Le public de 2018 ne s’en étonne plus. Chaque équipe a son Fidjien. Ou presque. Parmi les 30 clubs profession­nels, seuls quatre dérogent à cette règle (Toulouse, Castres, Oyonnax et Bourg-en-Bresse). Ailleurs, les habitués des stades de Top 14 se repaissent chaque week-end des dépeçages de Botia et Tuisova, grondent sur chaque raid atomique de Peceli Yato et n’apprécient pas toujours à sa juste valeur la finesse de Volavola, trop délicat pour coller vraiment à ce qu’on attend du Fidjien de son club.

Les clichés ont la vie dure, les lieux communs également. On les dit trop facilement « magiciens », « fantasques » et difficiles à enfermer dans les schémas stricts d’un Top 14 tacticochi­ant. On les dit aussi taiseux, introverti­s et communauta­ristes, comme si rien ne ressemblai­t plus à un Fidjien qu’un autre Fidjien. C’est grossier et évidemment faux. À Clermont, les facéties de Yato tranchent avec la discrétion de Raka. Nalaga ne quittait jamais son kava mais Nakaitaci ne dit jamais non à un verre de bon vin. Certains vivent la France en conservant les codes de leur île, le cadre idyllique en moins. D’autres épousent les traits de la vie locale avec joie, construisa­nt leur aventure sociale selon les modèles européens.

Hommes divers et souvent attachants, les Fidjiens de France ne sont pourtant pas toujours considérés à leur juste valeur sportive. Combien d’entre eux, mal représenté­s auprès des clubs, souffrent d’une sous-évaluation de leurs émoluments ? C’est déplorable et même franchemen­t minable.
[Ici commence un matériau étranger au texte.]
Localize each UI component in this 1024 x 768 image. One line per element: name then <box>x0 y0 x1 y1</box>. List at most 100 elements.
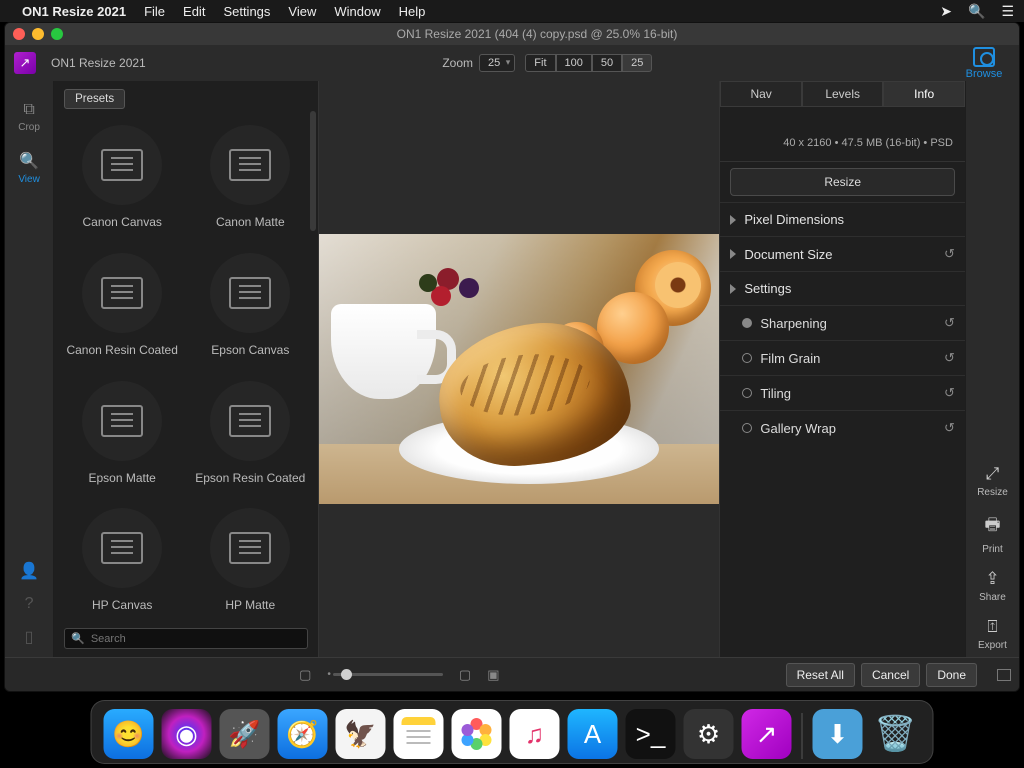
zoom-25-button[interactable]: 25 <box>622 54 652 72</box>
zoom-100-button[interactable]: 100 <box>556 54 592 72</box>
toggle-off-icon[interactable] <box>742 423 752 433</box>
preset-thumb-icon <box>101 405 143 437</box>
zoom-fit-button[interactable]: Fit <box>525 54 555 72</box>
menu-edit[interactable]: Edit <box>183 4 205 19</box>
panel-toggle-right-icon[interactable] <box>997 669 1011 681</box>
cancel-button[interactable]: Cancel <box>861 663 920 687</box>
toggle-on-icon[interactable] <box>742 318 752 328</box>
close-icon[interactable] <box>13 28 25 40</box>
dock-mail[interactable]: 🦅 <box>336 709 386 759</box>
action-export[interactable]: ⍐Export <box>978 617 1007 651</box>
dock-downloads[interactable]: ⬇ <box>813 709 863 759</box>
app-window: ON1 Resize 2021 (404 (4) copy.psd @ 25.0… <box>4 22 1020 692</box>
preset-thumb-icon <box>229 149 271 181</box>
preset-search-input[interactable] <box>91 633 302 645</box>
panel-toggle-icon[interactable]: ▯ <box>25 627 34 647</box>
toggle-off-icon[interactable] <box>742 353 752 363</box>
preset-hp-canvas[interactable]: HP Canvas <box>58 498 186 622</box>
preset-epson-canvas[interactable]: Epson Canvas <box>186 243 314 367</box>
dock-terminal[interactable]: >_ <box>626 709 676 759</box>
preset-thumb-icon <box>101 532 143 564</box>
view-tool[interactable]: 🔍 View <box>18 151 40 185</box>
toggle-off-icon[interactable] <box>742 388 752 398</box>
undo-icon[interactable]: ↺ <box>944 246 955 262</box>
action-print[interactable]: 🖶Print <box>982 512 1003 555</box>
dock-notes[interactable] <box>394 709 444 759</box>
zoom-select[interactable]: 25 <box>479 54 515 72</box>
zoom-50-button[interactable]: 50 <box>592 54 622 72</box>
menu-settings[interactable]: Settings <box>223 4 270 19</box>
tab-levels[interactable]: Levels <box>802 81 884 107</box>
undo-icon[interactable]: ↺ <box>944 315 955 331</box>
resize-section-header[interactable]: Resize <box>730 168 955 196</box>
view-icon: 🔍 <box>19 151 39 171</box>
menu-file[interactable]: File <box>144 4 165 19</box>
done-button[interactable]: Done <box>926 663 977 687</box>
dock-appstore[interactable]: A <box>568 709 618 759</box>
crop-icon: ⧉ <box>23 101 34 119</box>
dock-music[interactable]: ♫ <box>510 709 560 759</box>
search-icon: 🔍 <box>71 632 85 645</box>
preset-epson-resin[interactable]: Epson Resin Coated <box>186 371 314 495</box>
panel-tiling[interactable]: Tiling↺ <box>720 375 965 410</box>
panel-settings[interactable]: Settings <box>720 271 965 305</box>
preset-canon-canvas[interactable]: Canon Canvas <box>58 115 186 239</box>
tab-info[interactable]: Info <box>883 81 965 107</box>
dock-settings[interactable]: ⚙ <box>684 709 734 759</box>
mac-menubar: ON1 Resize 2021 File Edit Settings View … <box>0 0 1024 22</box>
menu-help[interactable]: Help <box>399 4 426 19</box>
bottom-bar: ▢ • ▢ ▣ Reset All Cancel Done <box>5 657 1019 691</box>
preset-search[interactable]: 🔍 <box>64 628 308 649</box>
resize-icon: ⤢ <box>986 464 1000 484</box>
control-center-icon[interactable]: ☰ <box>1001 3 1014 20</box>
right-action-bar: ⤢Resize 🖶Print ⇪Share ⍐Export <box>965 81 1019 657</box>
action-resize[interactable]: ⤢Resize <box>977 464 1008 498</box>
right-panel-tabs: Nav Levels Info <box>720 81 965 107</box>
undo-icon[interactable]: ↺ <box>944 420 955 436</box>
menu-view[interactable]: View <box>288 4 316 19</box>
preset-epson-matte[interactable]: Epson Matte <box>58 371 186 495</box>
preset-scrollbar[interactable] <box>310 111 316 231</box>
undo-icon[interactable]: ↺ <box>944 350 955 366</box>
menu-window[interactable]: Window <box>334 4 380 19</box>
reset-all-button[interactable]: Reset All <box>786 663 855 687</box>
cursor-icon[interactable]: ➤ <box>940 3 952 20</box>
panel-gallery-wrap[interactable]: Gallery Wrap↺ <box>720 410 965 445</box>
compare-square-icon[interactable]: ▢ <box>299 667 311 683</box>
left-toolbar: ⧉ Crop 🔍 View 👤 ? ▯ <box>5 81 54 657</box>
preview-image <box>319 234 719 504</box>
spotlight-icon[interactable]: 🔍 <box>968 3 985 20</box>
preset-canon-matte[interactable]: Canon Matte <box>186 115 314 239</box>
chevron-right-icon <box>730 284 736 294</box>
slider-min-icon: • <box>327 669 331 680</box>
dock-finder[interactable]: 😊 <box>104 709 154 759</box>
dock-photos[interactable] <box>452 709 502 759</box>
panel-pixel-dimensions[interactable]: Pixel Dimensions <box>720 202 965 236</box>
compare-split-icon[interactable]: ▢ <box>459 667 471 683</box>
action-share[interactable]: ⇪Share <box>979 569 1006 603</box>
tab-nav[interactable]: Nav <box>720 81 802 107</box>
presets-tab-button[interactable]: Presets <box>64 89 125 109</box>
minimize-icon[interactable] <box>32 28 44 40</box>
undo-icon[interactable]: ↺ <box>944 385 955 401</box>
user-icon[interactable]: 👤 <box>19 561 39 581</box>
compare-overlay-icon[interactable]: ▣ <box>487 667 499 683</box>
menu-app[interactable]: ON1 Resize 2021 <box>22 4 126 19</box>
crop-tool[interactable]: ⧉ Crop <box>18 101 40 133</box>
panel-document-size[interactable]: Document Size↺ <box>720 236 965 271</box>
preset-hp-matte[interactable]: HP Matte <box>186 498 314 622</box>
panel-sharpening[interactable]: Sharpening↺ <box>720 305 965 340</box>
dock-safari[interactable]: 🧭 <box>278 709 328 759</box>
dock-on1-resize[interactable]: ↗ <box>742 709 792 759</box>
dock-trash[interactable]: 🗑️ <box>871 709 921 759</box>
window-title: ON1 Resize 2021 (404 (4) copy.psd @ 25.0… <box>63 27 1011 41</box>
panel-film-grain[interactable]: Film Grain↺ <box>720 340 965 375</box>
help-icon[interactable]: ? <box>25 595 34 613</box>
preset-canon-resin[interactable]: Canon Resin Coated <box>58 243 186 367</box>
canvas[interactable] <box>319 81 719 657</box>
thumbnail-size-slider[interactable] <box>333 673 443 676</box>
maximize-icon[interactable] <box>51 28 63 40</box>
dock-siri[interactable]: ◉ <box>162 709 212 759</box>
browse-action[interactable]: Browse <box>949 47 1019 80</box>
dock-launchpad[interactable]: 🚀 <box>220 709 270 759</box>
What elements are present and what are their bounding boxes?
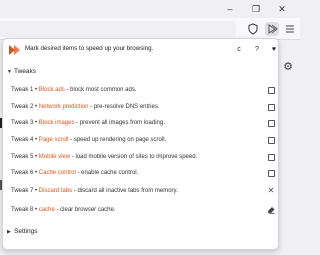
tweak-row[interactable]: Tweak 6 • Cache control - enable cache c…	[11, 167, 275, 181]
close-window-button[interactable]: ✕	[274, 2, 290, 16]
tweak-row[interactable]: Tweak 4 • Page scroll - speed up renderi…	[11, 134, 275, 148]
tweak-number: Tweak 8 •	[11, 207, 38, 213]
title-bar: – ❐ ✕	[0, 0, 300, 18]
tweak-text: Tweak 3 • Block images - prevent all ima…	[11, 120, 165, 126]
tweak-name-link[interactable]: Block ads	[39, 87, 65, 93]
tweak-number: Tweak 7 •	[11, 188, 38, 194]
tweak-description: - enable cache control.	[77, 170, 139, 176]
tweaks-heading: Tweaks	[14, 68, 37, 75]
tweak-text: Tweak 8 • cache - clear browser cache.	[11, 207, 116, 213]
tweak-row[interactable]: Tweak 5 • Mobile view - load mobile vers…	[11, 151, 275, 165]
triangle-right-icon: ▶	[7, 229, 11, 235]
tweak-row[interactable]: Tweak 8 • cache - clear browser cache.	[11, 204, 275, 218]
popup-title: Mark desired items to speed up your brow…	[25, 45, 154, 52]
logo-icon	[9, 45, 20, 55]
tweak-description: - load mobile version of sites to improv…	[71, 154, 198, 160]
tweak-checkbox[interactable]	[268, 120, 275, 127]
shield-icon[interactable]	[246, 22, 260, 36]
tweak-description: - prevent all images from loading.	[76, 120, 165, 126]
popup-header: Mark desired items to speed up your brow…	[3, 39, 278, 61]
tweak-row[interactable]: Tweak 3 • Block images - prevent all ima…	[11, 117, 275, 131]
tweak-name-link[interactable]: Mobile view	[39, 154, 70, 160]
tweak-text: Tweak 6 • Cache control - enable cache c…	[11, 170, 138, 176]
reload-button[interactable]: c	[233, 44, 245, 56]
eraser-icon[interactable]	[266, 205, 276, 215]
tweak-text: Tweak 1 • Block ads - block most common …	[11, 87, 137, 93]
tweak-name-link[interactable]: Cache control	[39, 170, 76, 176]
tweak-name-link[interactable]: Page scroll	[39, 137, 69, 143]
tweak-number: Tweak 1 •	[11, 87, 38, 93]
browser-toolbar	[0, 18, 300, 40]
address-bar[interactable]	[0, 21, 236, 37]
tweak-text: Tweak 4 • Page scroll - speed up renderi…	[11, 137, 166, 143]
tweak-name-link[interactable]: cache	[39, 207, 55, 213]
tweak-number: Tweak 4 •	[11, 137, 38, 143]
tweak-description: - speed up rendering on page scroll.	[70, 137, 167, 143]
tweak-name-link[interactable]: Network prediction	[39, 104, 89, 110]
tweak-checkbox[interactable]	[268, 104, 275, 111]
tweaks-section-toggle[interactable]: ▼ Tweaks	[7, 68, 36, 75]
tweak-checkbox[interactable]	[268, 137, 275, 144]
tweak-description: - pre-resolve DNS entries.	[90, 104, 160, 110]
tweak-row[interactable]: Tweak 7 • Discard tabs - discard all ina…	[11, 185, 275, 199]
tweak-checkbox[interactable]	[268, 170, 275, 177]
tweak-row[interactable]: Tweak 2 • Network prediction - pre-resol…	[11, 101, 275, 115]
tweak-number: Tweak 6 •	[11, 170, 38, 176]
extension-icon[interactable]	[265, 22, 279, 36]
tweak-checkbox[interactable]	[268, 87, 275, 94]
tweak-description: - discard all inactive tabs from memory.	[73, 188, 178, 194]
tweak-description: - clear browser cache.	[56, 207, 116, 213]
tweak-description: - block most common ads.	[66, 87, 137, 93]
tweak-number: Tweak 3 •	[11, 120, 38, 126]
donate-heart-button[interactable]: ♥	[268, 44, 280, 56]
settings-heading: Settings	[14, 228, 38, 235]
tweak-row[interactable]: Tweak 1 • Block ads - block most common …	[11, 84, 275, 98]
tweak-number: Tweak 5 •	[11, 154, 38, 160]
tweak-name-link[interactable]: Block images	[39, 120, 75, 126]
settings-section-toggle[interactable]: ▶ Settings	[7, 228, 38, 235]
minimize-button[interactable]: –	[222, 2, 238, 16]
tweak-text: Tweak 5 • Mobile view - load mobile vers…	[11, 154, 197, 160]
help-button[interactable]: ?	[251, 44, 263, 56]
tweak-number: Tweak 2 •	[11, 104, 38, 110]
restore-button[interactable]: ❐	[248, 2, 264, 16]
tweak-checkbox[interactable]	[268, 154, 275, 161]
close-icon[interactable]: ✕	[266, 186, 276, 196]
extension-popup: Mark desired items to speed up your brow…	[2, 38, 279, 250]
menu-icon[interactable]	[283, 22, 297, 36]
gear-icon[interactable]: ⚙	[281, 60, 295, 74]
triangle-down-icon: ▼	[7, 69, 12, 75]
tweak-text: Tweak 7 • Discard tabs - discard all ina…	[11, 188, 178, 194]
tweak-text: Tweak 2 • Network prediction - pre-resol…	[11, 104, 160, 110]
tweak-name-link[interactable]: Discard tabs	[39, 188, 72, 194]
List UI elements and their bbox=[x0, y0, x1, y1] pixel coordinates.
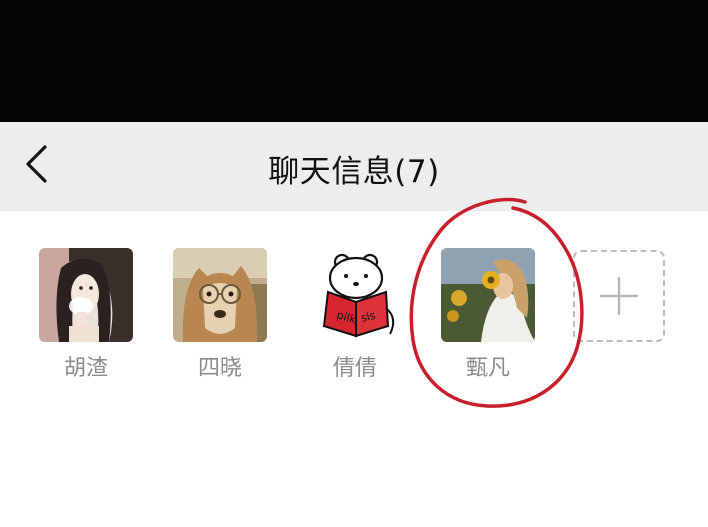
top-black-band bbox=[0, 0, 708, 122]
plus-icon bbox=[599, 276, 639, 316]
member-item[interactable]: pilk sls 倩倩 bbox=[307, 248, 403, 382]
member-name: 甄凡 bbox=[465, 356, 510, 381]
page-title: 聊天信息(7) bbox=[268, 154, 440, 190]
avatar[interactable]: pilk sls bbox=[308, 248, 402, 342]
member-grid: 胡渣 四晓 pilk sls 倩倩 甄凡 bbox=[0, 211, 708, 527]
avatar[interactable] bbox=[39, 248, 133, 342]
member-item[interactable]: 胡渣 bbox=[38, 248, 134, 382]
member-item[interactable]: 四晓 bbox=[172, 248, 268, 382]
member-name: 胡渣 bbox=[63, 356, 108, 381]
avatar[interactable] bbox=[441, 248, 535, 342]
add-member-button[interactable] bbox=[573, 250, 665, 342]
member-name: 四晓 bbox=[197, 356, 242, 381]
member-item[interactable]: 甄凡 bbox=[440, 248, 536, 382]
avatar[interactable] bbox=[173, 248, 267, 342]
member-name: 倩倩 bbox=[332, 356, 377, 381]
navigation-bar: 聊天信息(7) bbox=[0, 122, 708, 211]
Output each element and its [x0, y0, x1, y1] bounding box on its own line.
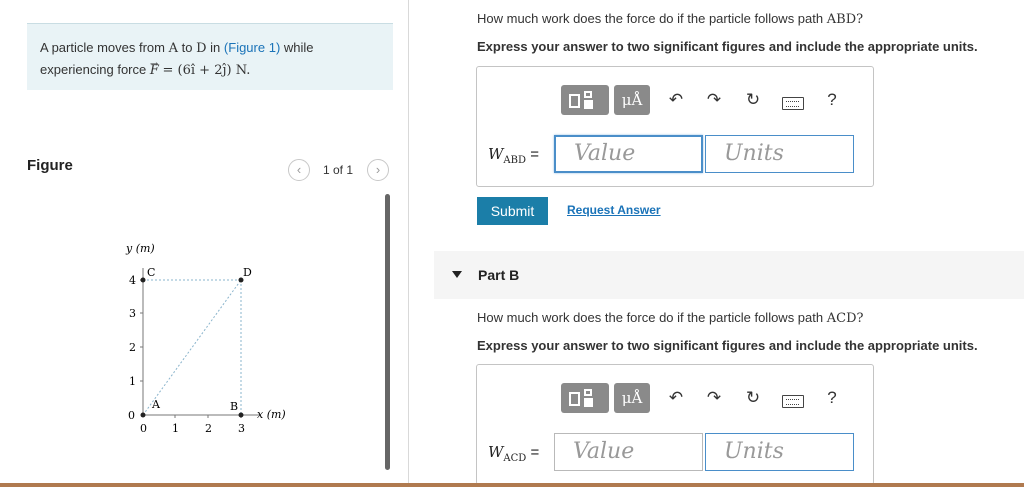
part-a-answer-box: μÅ ↶ ↷ ↻ ? WABD = Value Units [476, 66, 874, 187]
part-a-units-input[interactable]: Units [705, 135, 854, 173]
label-d: D [243, 266, 252, 279]
path-diagram: y (m) x (m) C D A B 0 1 2 3 4 0 1 2 3 [125, 242, 286, 435]
part-b-answer-box: μÅ ↶ ↷ ↻ ? WACD = Value Units [476, 364, 874, 485]
label-b: B [230, 400, 238, 413]
reset-icon: ↻ [745, 388, 761, 407]
y-tick-2: 2 [129, 341, 136, 354]
x-tick-2: 2 [205, 422, 212, 435]
figure-link[interactable]: (Figure 1) [224, 40, 280, 55]
keyboard-icon [782, 395, 804, 408]
part-b-variable-label: WACD = [488, 443, 540, 464]
reset-icon: ↻ [745, 90, 761, 109]
help-icon: ? [827, 90, 837, 109]
left-panel: A particle moves from A to D in (Figure … [0, 0, 408, 487]
figure-heading: Figure [27, 157, 73, 174]
y-tick-3: 3 [129, 307, 136, 320]
units-icon: μÅ [621, 389, 643, 407]
units-button[interactable]: μÅ [614, 383, 650, 413]
request-answer-link[interactable]: Request Answer [567, 203, 661, 217]
y-tick-4: 4 [129, 274, 136, 287]
templates-button[interactable] [561, 85, 609, 115]
chevron-right-icon: › [375, 162, 381, 177]
part-a-question: How much work does the force do if the p… [477, 11, 864, 27]
undo-button[interactable]: ↶ [663, 87, 689, 113]
y-axis-label: y (m) [125, 242, 155, 255]
x-tick-1: 1 [172, 422, 179, 435]
x-tick-0: 0 [140, 422, 147, 435]
redo-button[interactable]: ↷ [701, 87, 727, 113]
point-c [140, 277, 146, 283]
undo-icon: ↶ [668, 90, 684, 109]
part-b-value-input[interactable]: Value [554, 433, 703, 471]
part-b-instruction: Express your answer to two significant f… [477, 338, 978, 353]
redo-icon: ↷ [706, 90, 722, 109]
part-a-variable-label: WABD = [488, 145, 539, 166]
part-a-value-input[interactable]: Value [554, 135, 703, 173]
chevron-left-icon: ‹ [296, 162, 302, 177]
figure-pager: 1 of 1 [323, 163, 354, 177]
label-c: C [147, 266, 155, 279]
reset-button[interactable]: ↻ [740, 385, 766, 411]
force-vector: → F [149, 59, 159, 78]
next-figure-button[interactable]: › [367, 159, 389, 181]
keyboard-icon [782, 97, 804, 110]
path-ad [142, 279, 242, 416]
help-button[interactable]: ? [819, 385, 845, 411]
part-b-units-input[interactable]: Units [705, 433, 854, 471]
part-b-title: Part B [478, 267, 520, 283]
window-bottom-border [0, 483, 1024, 487]
right-panel: How much work does the force do if the p… [409, 0, 1024, 487]
undo-button[interactable]: ↶ [663, 385, 689, 411]
part-b-question: How much work does the force do if the p… [477, 310, 864, 326]
point-a [140, 412, 146, 418]
redo-button[interactable]: ↷ [701, 385, 727, 411]
units-icon: μÅ [621, 91, 643, 109]
point-b [238, 412, 244, 418]
submit-button[interactable]: Submit [477, 197, 548, 225]
problem-text: A particle moves from A to D in (Figure … [40, 40, 314, 78]
figure-scrollbar[interactable] [385, 194, 390, 470]
help-button[interactable]: ? [819, 87, 845, 113]
problem-statement: A particle moves from A to D in (Figure … [27, 23, 393, 90]
y-tick-1: 1 [129, 375, 136, 388]
redo-icon: ↷ [706, 388, 722, 407]
undo-icon: ↶ [668, 388, 684, 407]
previous-figure-button[interactable]: ‹ [288, 159, 310, 181]
reset-button[interactable]: ↻ [740, 87, 766, 113]
y-tick-0: 0 [128, 409, 135, 422]
x-tick-3: 3 [238, 422, 245, 435]
caret-down-icon [452, 271, 462, 278]
x-axis-label: x (m) [257, 408, 286, 421]
label-a: A [151, 398, 161, 411]
part-b-header[interactable]: Part B [434, 251, 1024, 299]
templates-button[interactable] [561, 383, 609, 413]
units-button[interactable]: μÅ [614, 85, 650, 115]
help-icon: ? [827, 388, 837, 407]
part-a-instruction: Express your answer to two significant f… [477, 39, 978, 54]
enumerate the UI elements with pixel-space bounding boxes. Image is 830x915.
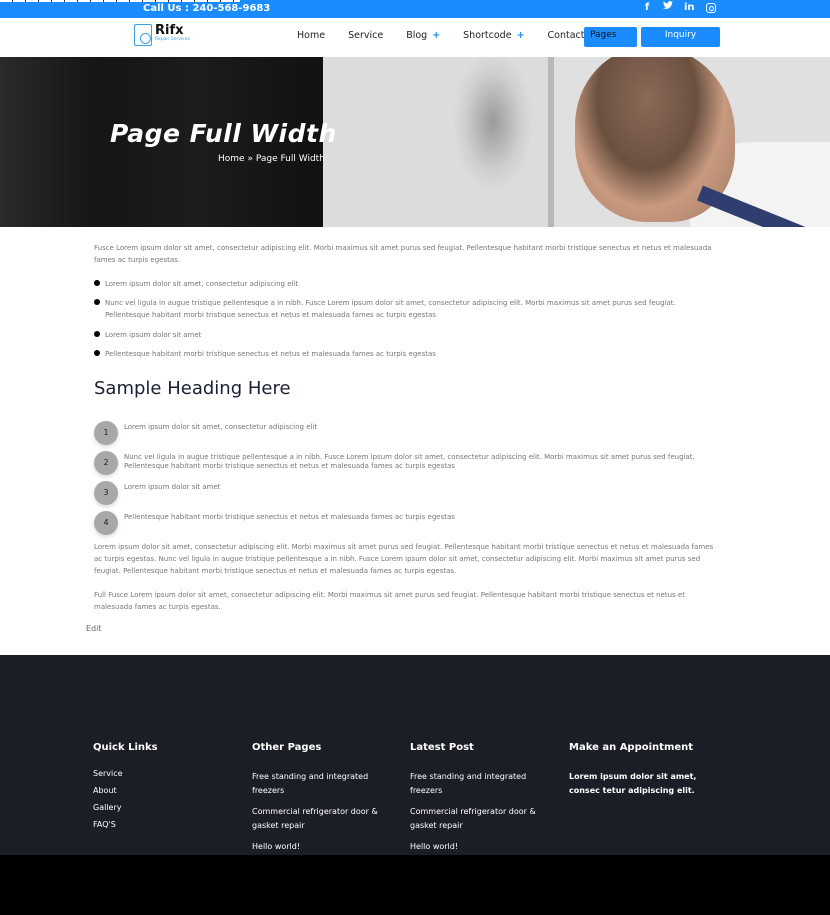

Il y a plus grave encore. Pour quelques stars citées plus haut, et qui ont finalement digéré l’adaptation à la vie française, combien souffrent du déracineme­nt ? En silence ou à grands bruits, l’éloignemen­t est une blessure, leur isolement parfois douloureux à constater. En Top 14, en Pro D2 mais plus encore dans les strates fédérales, où ils abondent pour nourrir dans des villages l’illusion d’un « projet de grand club », les Fidjiens vendent leurs talents à bas prix et parfois, dans le package, sacrifient leur santé sociale. Isireli Temo, pilier de Tarbes en Fédérale 1, avait choisi d’y mettre un terme par la voie du suicide, il y a deux ans. Derrière le rêve se cachent parfois des drames.